Tribe Leader Calls for Peace at Pipeline Protest: 'Respect Our Lands, Our People, Our Rights'
"We live with so many broken promises," Standing Rock Sioux chairman said.
— -- The chairman of the Standing Rock Sioux Tribe has called for peace, justice and focus as he leads hundreds of Native American groups and environmentalists pushing to block the four-state Dakota Access Pipeline near the tribe's reservation.
"The Standing Rock Sioux Tribe has always maintained the position that we’re about protecting our water. We’re about protecting our sacred places. We’re about protecting our sovereignty. We’re about protecting the future, our future generations, the children who are not yet born. We have always opposed this pipeline, not for any other reasons, those are our reasons," Tribal Chairman Dave Archambault II told ABC News.

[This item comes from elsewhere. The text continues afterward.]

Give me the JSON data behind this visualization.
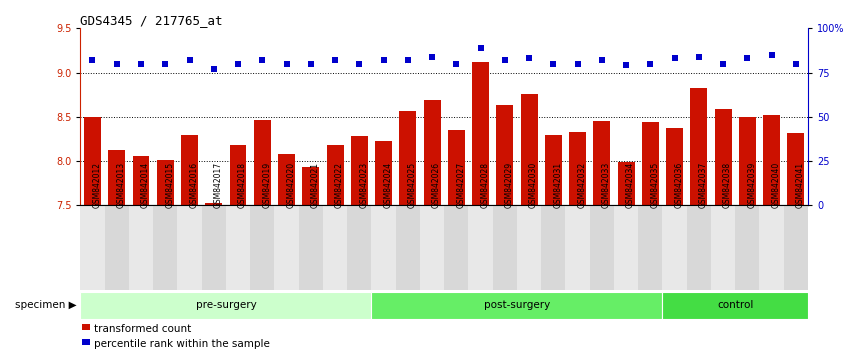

"There’s all these things that happened to tribes over time that were unjust, that were not right. And nobody stood up," Archambault said. "Today, we’re saying no. Don’t put this pipeline here. Enough is enough. Respect our lands, respect our people, respect our rights."
Archambault outlined a long history of injustices that have been committed against indigenous people spanning back generations, the effects of which he says are still palpable to this day.
"We didn’t ask to be the highest poverty rate in the nation. ... And we didn’t do that to ourselves. It’s all the wrongs that took place," Archambault said.
Archambault added that they were not trying to entirely block the 1,172-mile pipeline, and said the tribe would be happy with a reroute away from culturally sacred sites and far from the reservation's water supply, saying a "reroute is a solution that recognizes tribal sovereignty, that recognizes tribal rights."
"We live with so many broken promises," Archambault told ABC News. "Even if they just say, ‘We’re going to reroute this pipeline out of your territory,’ that’s huge for indigenous people. ... We can reroute this and it’s a win that recognizes our rights, our lands."
Kelcy Warren, the CEO of Energy Transfer Partners, the company behind Dakota Access Pipeline, wrote in an internal memo to staff in September that "concerns about the pipeline’s impact on the local water supply are unfounded," and that "multiple archaeological studies conducted with state historic preservation offices found no sacred items along the route."
Archambault urged the hundreds of demonstrators who have convened in Cannon Ball, North Dakota, to remain nonviolent, reiterating calls for peace.
"We’ve always asked that this be peaceful and prayerful," Archambault said. "We don’t condone violence from law enforcement and we don’t condone violence from our water protectors."
ABC News' Evan Simon contributed to this report from Cannon Ball, North Dakota.